そう、臨月を迎えた真佐代は数日前から入院していて、昨日無事に女児を出産したのだった。
「どれ、よく見せてみろ」
そして忠孝は娘の顔がよく見えるように寝台の近くに椅子を持ってきて座った。
そして赤ん坊にかかっていた布団を少しずらした。
「本当、お前にそっくりな女の子だな」
「実は、もう名前も決めてあるのよ」
「どんな名前だ?」
「智佐登。私の佐の字をこの子にあげたの」
「智佐登か。いい名前だな。…智佐登、お前もきっとお母さんのような美人になるよ」
それを聞いた真佐代は思わず笑う。
「それでな、智佐登。これはお父さんからの誕生祝いだ」
そう言うと忠孝は智佐登の枕元に例の神剣を置く。
「あなた、それは…」
「ああ。例の刀だよ」
「でもそれってお義父さんから…」
「実はな、真佐代。これを親父から受け取った時、オレはあることを親父から言われたんだよ」
「あること、って?」
「もし、お前に子供が生まれたら、その子供にこの刀を渡してほしい、って」
「…例のことで、ですか?」
「ああ。
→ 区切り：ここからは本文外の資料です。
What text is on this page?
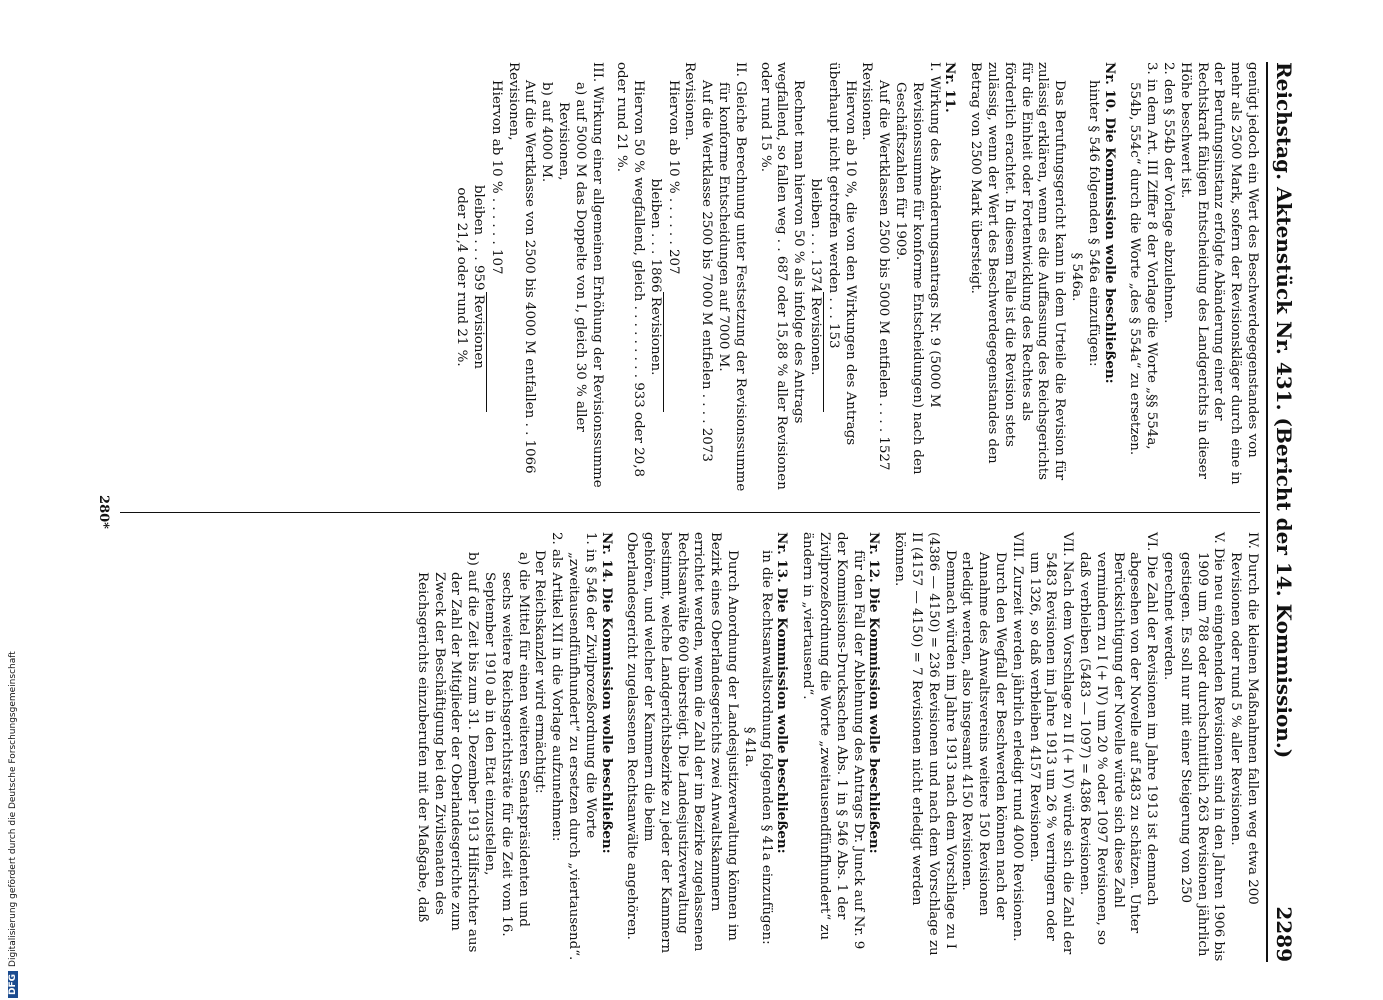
Reichstag. Aktenstück Nr. 431. (Bericht der 14. Kommission.)
2289

genügt jedoch ein Wert des Beschwerdegegenstandes von mehr als 2500 Mark, sofern der Revisionskläger durch eine in der Berufungsinstanz erfolgte Abänderung einer der Rechtskraft fähigen Entscheidung des Landgerichts in dieser Höhe beschwert ist.

2. den § 554b der Vorlage abzulehnen.

3. in dem Art. III Ziffer 8 der Vorlage die Worte „§§ 554a, 554b, 554c“ durch die Worte „des § 554a“ zu ersetzen.

Nr. 10. Die Kommission wolle beschließen:

hinter § 546 folgenden § 546a einzufügen:

§ 546a.

Das Berufungsgericht kann in dem Urteile die Revision für zulässig erklären, wenn es die Auffassung des Reichsgerichts für die Einheit oder Fortentwicklung des Rechtes als förderlich erachtet. In diesem Falle ist die Revision stets zulässig, wenn der Wert des Beschwerdegegenstandes den Betrag von 2500 Mark übersteigt.

Nr. 11.

I. Wirkung des Abänderungsantrags Nr. 9 (5000 M Revisionssumme für konforme Entscheidungen) nach den Geschäftszahlen für 1909.

Auf die Wertklassen 2500 bis 5000 M entfielen . . . . 1527 Revisionen.

Hiervon ab 10 %, die von den Wirkungen des Antrags überhaupt nicht getroffen werden . . . 153

bleiben . . . 1374 Revisionen.

Rechnet man hiervon 50 % als infolge des Antrags wegfallend, so fallen weg . . 687 oder 15,88 % aller Revisionen oder rund 15 %.

II. Gleiche Berechnung unter Festsetzung der Revisionssumme für konforme Entscheidungen auf 7000 M.

Auf die Wertklasse 2500 bis 7000 M entfielen . . . . 2073 Revisionen.

Hiervon ab 10 % . . . . . . 207

bleiben . . . 1866 Revisionen.

Hiervon 50 % wegfallend, gleich . . . . . . . . . 933 oder 20,8 oder rund 21 %.

III. Wirkung einer allgemeinen Erhöhung der Revisionssumme

a) auf 5000 M das Doppelte von I, gleich 30 % aller Revisionen,

b) auf 4000 M.

Auf die Wertklasse von 2500 bis 4000 M entfallen . . 1066 Revisionen,

Hiervon ab 10 % . . . . . . 107

bleiben . . . 959 Revisionen

oder 21,4 oder rund 21 %.

IV. Durch die kleinen Maßnahmen fallen weg etwa 200 Revisionen oder rund 5 % aller Revisionen.

V. Die neu eingehenden Revisionen sind in den Jahren 1906 bis 1909 um 788 oder durchschnittlich 263 Revisionen jährlich gestiegen. Es soll nur mit einer Steigerung von 250 gerechnet werden.

VI. Die Zahl der Revisionen im Jahre 1913 ist demnach abgesehen von der Novelle auf 5483 zu schätzen. Unter Berücksichtigung der Novelle würde sich diese Zahl vermindern zu I (+ IV) um 20 % oder 1097 Revisionen, so daß verbleiben (5483 — 1097) = 4386 Revisionen.

VII. Nach dem Vorschlage zu II (+ IV) würde sich die Zahl der 5483 Revisionen im Jahre 1913 um 26 % verringern oder um 1326, so daß verbleiben 4157 Revisionen.

VIII. Zurzeit werden jährlich erledigt rund 4000 Revisionen. Durch den Wegfall der Beschwerden können nach der Annahme des Anwaltsvereins weitere 150 Revisionen erledigt werden, also insgesamt 4150 Revisionen.

Demnach würden im Jahre 1913 nach dem Vorschlage zu I (4386 — 4150) = 236 Revisionen und nach dem Vorschlage zu II (4157 — 4150) = 7 Revisionen nicht erledigt werden können.

Nr. 12. Die Kommission wolle beschließen:

für den Fall der Ablehnung des Antrags Dr. Junck auf Nr. 9 der Kommissions-Drucksachen Abs. 1 in § 546 Abs. 1 der Zivilprozeßordnung die Worte „zweitausendfünfhundert“ zu ändern in „viertausend“.

Nr. 13. Die Kommission wolle beschließen:

in die Rechtsanwaltsordnung folgenden § 41a einzufügen:

§ 41a.

Durch Anordnung der Landesjustizverwaltung können im Bezirk eines Oberlandesgerichts zwei Anwaltskammern errichtet werden, wenn die Zahl der im Bezirke zugelassenen Rechtsanwälte 600 übersteigt. Die Landesjustizverwaltung bestimmt, welche Landgerichtsbezirke zu jeder der Kammern gehören, und welcher der Kammern die beim Oberlandesgericht zugelassenen Rechtsanwälte angehören.

Nr. 14. Die Kommission wolle beschließen:

1. in § 546 der Zivilprozeßordnung die Worte „zweitausendfünfhundert“ zu ersetzen durch „viertausend“.

2. als Artikel XII in die Vorlage aufzunehmen:

Der Reichskanzler wird ermächtigt:

a) die Mittel für einen weiteren Senatspräsidenten und sechs weitere Reichsgerichtsräte für die Zeit vom 16. September 1910 ab in den Etat einzustellen,

b) auf die Zeit bis zum 31. Dezember 1913 Hilfsrichter aus der Zahl der Mitglieder der Oberlandesgerichte zum Zweck der Beschäftigung bei den Zivilsenaten des Reichsgerichts einzuberufen mit der Maßgabe, daß

280*
DFGDigitalisierung gefördert durch die Deutsche Forschungsgemeinschaft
おそらくな」
「でも、確かにあれから半年以上が経ったとはいえ、またいつかあの男があなたの前に現れないとは限らないでしょう?」
「まあ、確かにそうなんだがな。ただ、あいつが――阿那冥土が親父の前から姿を消して、オレの目の前に現れるまで40年経っているんだ」
「いったいその40年の間何をやってたんでしょうね?」
「さあな。それはオレにもわからないさ。ただ、オレの前から姿を消す前に気になることを言ったんでな」
「どんなことですか?」
「『私はまたいつか現れる。私はおまえたちも想像ができないくらいの時を生きてきているのだからな』ってな」
「どういう意味でしょう?」
「それはわからないさ。だた、あの男の言っていることがまんざら嘘だとかそういったようにも思えないんだよ」
「…」
「おそらく、アイツはまたきっとオレたちの前に現れる。それが明日なのか、来年なのか、あるいは50年後になるのかはわからないがな。おそらく、親父もそのことが頭にあってオレにこの刀を託したんだと思う。だから、オレも親父がしたように、この子にこの刀を託そうと思ったんだ」
「でも…」
「お前の言いたいことはわかるよ。でもきっと智佐登もオレや親父がどういった人間で、どんなことをしてきたのかわかってくれると思うし、自分もそういった人物なんだ、という事をきっとわかってくれるさ。オレはそう信じてるよ」
そう言いながら忠孝は智佐登の寝顔を見る。
何も知らないかのように智佐登は愛らしい寝顔を二人に見せている。
「ただ、この子にだけは親父やオレが出遭ってしまったあの出来事が起こってほしくないが…」
しかし、忠孝の不安は時代が大正となり、娘の智佐登が可憐な美少女に成長した時に的中することになるのである。